Vorrei soffermarmi sull’esortazione Evangelii gaudium, nella quale Papa Francesco ha tracciato le linee guida del suo pontificato: è come un testamento, contiene tutto quello che intende dire alla Chiesa e a questo nostro tempo; i documenti successivi sono solo per ribadire e approfondire i contenuti dell’EG.
Fin dai primi giorni del suo pontificato è apparso chiaramente come al centro del suo magistero ci sia questo: vivere il Vangelo. Il Vangelo è possibile perché tocca il centro della nostra umanità, il centro dell’umanità di Cristo, la relazione profonda tra la carne di Dio e la nostra nel mistero della carne del Cristo. Ed è radicata qui l’urgenza che il lieto annuncio della fede cristiana debba essere fatto risuonare nuovamente, come se fosse la prima volta.
E sia comunicato da tutti a tutti. In una missionarietà totale e continua di ogni componente del popolo di Dio: portare la gioia e lo scandalo di un’umanità afflitta e salvata, santificata da Cristo, ovvero è la logica della croce. Per fare questo occorre uno sguardo fiducioso, pieno di speranza, affidato interamente alla grazia di Dio. Grazia e incarnazione sono le due figure teologiche portanti del pontificato.

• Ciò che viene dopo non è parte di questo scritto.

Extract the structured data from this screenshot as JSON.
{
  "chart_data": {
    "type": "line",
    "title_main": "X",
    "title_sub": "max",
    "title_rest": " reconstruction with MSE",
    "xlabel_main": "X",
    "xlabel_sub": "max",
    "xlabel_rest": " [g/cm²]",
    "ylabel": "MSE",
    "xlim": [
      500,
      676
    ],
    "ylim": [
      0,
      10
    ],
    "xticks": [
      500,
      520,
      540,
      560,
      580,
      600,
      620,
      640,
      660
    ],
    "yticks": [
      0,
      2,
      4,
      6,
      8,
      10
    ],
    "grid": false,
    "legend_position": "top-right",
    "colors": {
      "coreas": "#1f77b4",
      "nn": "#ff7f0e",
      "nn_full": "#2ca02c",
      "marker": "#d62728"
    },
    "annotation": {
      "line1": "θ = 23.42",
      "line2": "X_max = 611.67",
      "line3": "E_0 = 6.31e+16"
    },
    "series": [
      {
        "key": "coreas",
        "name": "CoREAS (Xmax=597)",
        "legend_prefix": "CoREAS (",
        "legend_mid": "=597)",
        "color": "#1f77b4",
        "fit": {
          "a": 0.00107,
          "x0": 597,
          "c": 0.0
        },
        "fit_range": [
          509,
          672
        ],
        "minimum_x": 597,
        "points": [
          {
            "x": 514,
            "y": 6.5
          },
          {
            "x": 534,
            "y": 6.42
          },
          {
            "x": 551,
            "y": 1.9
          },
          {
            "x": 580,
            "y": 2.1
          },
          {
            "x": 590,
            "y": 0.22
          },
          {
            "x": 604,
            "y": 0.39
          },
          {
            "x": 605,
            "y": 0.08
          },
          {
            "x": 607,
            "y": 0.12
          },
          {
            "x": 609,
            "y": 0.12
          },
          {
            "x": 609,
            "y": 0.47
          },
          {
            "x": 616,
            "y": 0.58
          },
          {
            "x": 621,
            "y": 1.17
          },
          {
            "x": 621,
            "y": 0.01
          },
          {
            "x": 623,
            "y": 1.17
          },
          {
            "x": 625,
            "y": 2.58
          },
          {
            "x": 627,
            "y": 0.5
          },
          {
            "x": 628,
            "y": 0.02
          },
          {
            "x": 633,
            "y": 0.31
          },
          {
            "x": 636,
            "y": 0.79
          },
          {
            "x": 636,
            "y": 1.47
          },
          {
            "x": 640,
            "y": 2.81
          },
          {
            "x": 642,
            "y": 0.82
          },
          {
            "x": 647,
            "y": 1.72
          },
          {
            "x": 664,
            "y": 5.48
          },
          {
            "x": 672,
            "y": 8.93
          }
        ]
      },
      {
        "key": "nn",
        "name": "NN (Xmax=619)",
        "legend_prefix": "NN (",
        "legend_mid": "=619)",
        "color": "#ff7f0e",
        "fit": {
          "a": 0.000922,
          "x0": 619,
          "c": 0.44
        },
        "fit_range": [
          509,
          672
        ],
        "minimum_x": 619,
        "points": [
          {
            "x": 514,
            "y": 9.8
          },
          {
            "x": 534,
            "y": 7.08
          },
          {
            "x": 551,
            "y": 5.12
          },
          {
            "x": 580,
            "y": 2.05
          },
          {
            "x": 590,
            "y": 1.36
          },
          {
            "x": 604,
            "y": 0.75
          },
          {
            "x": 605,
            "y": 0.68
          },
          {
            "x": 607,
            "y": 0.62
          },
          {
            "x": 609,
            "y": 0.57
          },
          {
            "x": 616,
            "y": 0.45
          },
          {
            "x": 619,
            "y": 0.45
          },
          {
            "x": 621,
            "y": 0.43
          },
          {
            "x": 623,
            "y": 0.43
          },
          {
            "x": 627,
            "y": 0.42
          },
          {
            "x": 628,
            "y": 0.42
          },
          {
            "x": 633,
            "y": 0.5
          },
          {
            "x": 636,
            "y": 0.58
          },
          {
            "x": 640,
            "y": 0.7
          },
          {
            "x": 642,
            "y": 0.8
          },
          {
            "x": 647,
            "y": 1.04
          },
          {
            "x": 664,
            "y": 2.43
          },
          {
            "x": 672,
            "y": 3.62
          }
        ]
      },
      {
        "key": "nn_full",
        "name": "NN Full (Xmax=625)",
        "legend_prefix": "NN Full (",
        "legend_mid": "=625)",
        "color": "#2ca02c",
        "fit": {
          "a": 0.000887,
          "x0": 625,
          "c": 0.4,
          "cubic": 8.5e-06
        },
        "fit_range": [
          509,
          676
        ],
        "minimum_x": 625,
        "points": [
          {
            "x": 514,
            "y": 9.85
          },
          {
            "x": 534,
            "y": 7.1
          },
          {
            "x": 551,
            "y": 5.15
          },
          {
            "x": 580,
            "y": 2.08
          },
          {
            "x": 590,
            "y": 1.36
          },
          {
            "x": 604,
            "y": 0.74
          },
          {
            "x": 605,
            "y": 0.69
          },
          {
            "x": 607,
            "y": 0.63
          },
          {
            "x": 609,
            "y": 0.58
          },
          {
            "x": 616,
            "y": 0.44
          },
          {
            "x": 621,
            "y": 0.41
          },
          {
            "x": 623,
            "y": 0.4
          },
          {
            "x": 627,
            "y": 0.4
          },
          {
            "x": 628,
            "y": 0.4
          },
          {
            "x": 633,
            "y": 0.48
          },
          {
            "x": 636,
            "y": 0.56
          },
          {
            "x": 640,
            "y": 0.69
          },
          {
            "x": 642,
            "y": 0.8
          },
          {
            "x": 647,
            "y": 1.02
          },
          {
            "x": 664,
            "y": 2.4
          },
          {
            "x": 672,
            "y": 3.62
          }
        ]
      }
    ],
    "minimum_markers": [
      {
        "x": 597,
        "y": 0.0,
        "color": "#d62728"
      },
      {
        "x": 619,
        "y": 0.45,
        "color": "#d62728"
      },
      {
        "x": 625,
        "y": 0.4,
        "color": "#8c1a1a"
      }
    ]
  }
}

Oggi, dopo l’Evangelii gaudium, ci sembra di vedere ancora più nitidamente perché Bergoglio ha scelto di portare il nome di Francesco. E in quel nome, non san Francesco, ma frate Francesco. Non la metamorfosi politica e istituzionale della santità, ma la conformazione a Cristo sino all’annientamento. In quel nome, divenuta figura teologica, sono ribaltati i valori del mondo, i criteri di giudizio, la scala delle priorità, la collocazione degli individui nella società e nella storia. Per questa via di Francesco, Papa Francesco chiede la conversione della Chiesa, a partire dalla conversione del papato, e la sua riforma. Ma se questa “follia” è stata possibile per un solo uomo, essa è davvero possibile per la Chiesa e il mondo? É il Vangelo come forma Ecclesiae. Nuovamente. Questo è il sogno o la “follia”. Questa è perfetta letizia, direbbe Francesco d’Assisi.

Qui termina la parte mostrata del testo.